Artist's conception of NICER on the exterior of the International Space Station. (Credit: NASA).
Artist’s conception of NICER on the exterior of the International Space Station. (Credit: NASA).

Also on the board for launch in 2017 is NICER, the Neutron Star Interior Composition Explorer to be placed on the exterior of the International Space Station. NICER will employ an array 56 telescopes which will collect and study X-rays from neutron stars. NICER will specialize in the study of a particular sub-class of neutron star known as millisecond pulsars. The X-ray telescopes are in a configuration utilizing a set of nested glass shells looking like the layers of an onion.
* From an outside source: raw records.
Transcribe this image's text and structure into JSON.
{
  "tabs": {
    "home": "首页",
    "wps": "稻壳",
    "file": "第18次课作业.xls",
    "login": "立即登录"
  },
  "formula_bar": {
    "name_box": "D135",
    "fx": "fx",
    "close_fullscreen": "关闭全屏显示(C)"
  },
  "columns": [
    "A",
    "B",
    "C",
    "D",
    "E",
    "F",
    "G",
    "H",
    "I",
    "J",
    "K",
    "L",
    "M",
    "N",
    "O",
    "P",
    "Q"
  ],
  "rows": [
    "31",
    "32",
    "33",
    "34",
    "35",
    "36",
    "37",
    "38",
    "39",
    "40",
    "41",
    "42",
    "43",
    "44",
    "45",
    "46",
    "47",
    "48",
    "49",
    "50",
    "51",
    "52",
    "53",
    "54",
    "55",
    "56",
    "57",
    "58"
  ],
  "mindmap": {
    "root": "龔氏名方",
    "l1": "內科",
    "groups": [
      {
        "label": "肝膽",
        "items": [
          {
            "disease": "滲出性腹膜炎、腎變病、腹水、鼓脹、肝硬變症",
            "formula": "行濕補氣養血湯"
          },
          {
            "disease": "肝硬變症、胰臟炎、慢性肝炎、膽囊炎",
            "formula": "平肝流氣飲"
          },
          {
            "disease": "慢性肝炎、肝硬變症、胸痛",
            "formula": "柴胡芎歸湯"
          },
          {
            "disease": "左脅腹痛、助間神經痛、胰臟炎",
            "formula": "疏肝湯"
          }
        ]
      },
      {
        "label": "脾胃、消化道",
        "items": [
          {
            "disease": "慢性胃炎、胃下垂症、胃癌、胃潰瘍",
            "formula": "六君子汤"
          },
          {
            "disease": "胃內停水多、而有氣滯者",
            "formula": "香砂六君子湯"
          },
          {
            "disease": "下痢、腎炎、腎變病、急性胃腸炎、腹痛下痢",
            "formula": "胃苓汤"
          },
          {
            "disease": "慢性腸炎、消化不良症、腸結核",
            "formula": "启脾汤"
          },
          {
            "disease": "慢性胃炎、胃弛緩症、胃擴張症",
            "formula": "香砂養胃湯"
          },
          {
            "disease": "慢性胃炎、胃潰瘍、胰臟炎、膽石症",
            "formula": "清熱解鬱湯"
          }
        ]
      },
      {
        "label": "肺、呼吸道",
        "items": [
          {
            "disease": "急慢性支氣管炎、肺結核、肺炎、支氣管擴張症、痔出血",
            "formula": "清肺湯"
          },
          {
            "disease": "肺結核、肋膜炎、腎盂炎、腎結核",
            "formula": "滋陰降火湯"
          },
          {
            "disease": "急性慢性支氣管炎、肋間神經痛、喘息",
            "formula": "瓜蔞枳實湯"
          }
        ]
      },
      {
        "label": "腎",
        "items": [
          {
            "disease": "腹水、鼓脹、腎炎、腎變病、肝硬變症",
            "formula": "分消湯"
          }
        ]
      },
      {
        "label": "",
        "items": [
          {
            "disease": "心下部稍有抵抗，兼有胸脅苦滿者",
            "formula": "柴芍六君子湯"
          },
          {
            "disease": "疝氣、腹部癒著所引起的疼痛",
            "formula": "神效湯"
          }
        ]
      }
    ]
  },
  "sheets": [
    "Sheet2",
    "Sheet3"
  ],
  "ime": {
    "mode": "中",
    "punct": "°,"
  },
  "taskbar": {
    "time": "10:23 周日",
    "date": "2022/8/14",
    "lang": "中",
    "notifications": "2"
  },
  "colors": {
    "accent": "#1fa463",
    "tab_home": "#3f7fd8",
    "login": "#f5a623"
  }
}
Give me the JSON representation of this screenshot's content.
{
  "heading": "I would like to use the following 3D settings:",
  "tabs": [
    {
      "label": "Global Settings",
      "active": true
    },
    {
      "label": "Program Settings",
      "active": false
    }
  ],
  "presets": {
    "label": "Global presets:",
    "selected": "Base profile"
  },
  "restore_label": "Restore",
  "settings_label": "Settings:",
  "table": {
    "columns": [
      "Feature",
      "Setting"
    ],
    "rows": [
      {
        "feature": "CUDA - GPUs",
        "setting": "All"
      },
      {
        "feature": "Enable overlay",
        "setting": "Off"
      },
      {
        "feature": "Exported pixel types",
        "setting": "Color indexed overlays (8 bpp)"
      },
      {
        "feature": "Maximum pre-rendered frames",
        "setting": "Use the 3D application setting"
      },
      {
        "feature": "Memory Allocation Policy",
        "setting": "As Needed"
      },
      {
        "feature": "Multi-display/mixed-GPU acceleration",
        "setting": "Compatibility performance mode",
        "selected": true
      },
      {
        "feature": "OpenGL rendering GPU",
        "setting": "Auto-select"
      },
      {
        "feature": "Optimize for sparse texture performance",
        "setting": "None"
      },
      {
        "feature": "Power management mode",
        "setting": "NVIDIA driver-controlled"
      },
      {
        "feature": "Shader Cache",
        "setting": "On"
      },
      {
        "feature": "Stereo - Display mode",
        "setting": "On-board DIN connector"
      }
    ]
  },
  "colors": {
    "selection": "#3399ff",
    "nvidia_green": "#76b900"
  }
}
Observing pulsars in the X-ray range of the spectrum will offer scientists tremendous insight into their inner workings and structure. The International Space Station offers a unique vantage point to do this sort of science. Like the Alpha Magnetic Spectrometer (AMS-02), the power requirements of NICER dictate that it cannot be a free-flying satellite. X-Ray astronomy must also be done above the hindering effects of the Earth’s atmosphere.

NICER will be deployed as an exterior payload aboard an ISS ExPRESS Logistics Carrier. These are unpressurized platforms used for experiments that must be directly exposed to space.

Another fascinating project working in tandem with NICER is SEXTANT, the Station Explorer for X-ray Timing And Navigation Technology. This project seeks to test the precision of millisecond pulsars for interplanetary navigation.

“They (pulsars) are extremely reliable celestial clocks and can provide high-precision timing just like the atomic signals supplied through the 26-satellite military operated Global Positioning System (GPS),” said NASA Goddard scientist Zaven Arzoumanian. The chief difficulty with relying on this system for interplanetary journeys is that the signal gets progressively weaker the farther you travel from the Earth.

“Pulsars, on the other hand, are accessible in virtually every conceivable flight regime, from LEO to interplanetary and deepest space,” said NICER/SEXTANT principle investigator Keith Gendreau.

Both NICER and TESS follow the long legacy of NASA’s Astrophysics Explorer Program, which can be traced all the way back to the launch Explorer 1. This was the very first U.S. satellite launched in 1958. Explorer 1 discovered the Van Allen radiation belts surrounding the Earth.

(from left) William Pickering, James Van Allen, and Wernher von Braun hold aloft a mock up of Explorer 1 shortly after launch. (Credit NASA/JPL-Caltech.
(From left) William Pickering, James Van Allen, and Wernher von Braun hold aloft a mock up of Explorer 1 shortly after launch. (Credit NASA/JPL-Caltech).

“The Explorer Program has a long and stellar history of deploying truly innovative missions to study some of the most exciting questions in space science,” stated NASA associate administrator for science John Grunsfeld. “With these missions, we will learn about the most extreme states of matter by studying neutron stars and we will identify many nearby star systems with rocky planets in the habitable zones for further study by telescopes such as the James Webb Space Telescope.”

Of course, Grunsfeld is referring to planets orbiting red dwarf stars, which will be targeted by TESS. These are expected have a habitable zone much closer to their primary star than our own Sun. It has even been suggested by MIT scientists that the first exoplanets visited by humans on some far off date might be initially discovered by TESS. The spacecraft may also discover future targets for follow up spectroscopic analysis, the best chance of discovering alien life on an exoplanet in the next 50 years. One can imagine the excitement that a positive detection of a chemical exclusive to life as we know it such as chlorophyll in the spectra of a far of world would generate. More ominously, detection of such synthetic elements as plutonium in the atmosphere of an exoplanet might suggest we found them… but alas, too late.

But on a happier note, it’ll be exciting times for space exploration to see both projects get underway. Perhaps human explorers will indeed one day visit the worlds discovered by TESS… and use navigation techniques pioneered by SEXTANT to do it!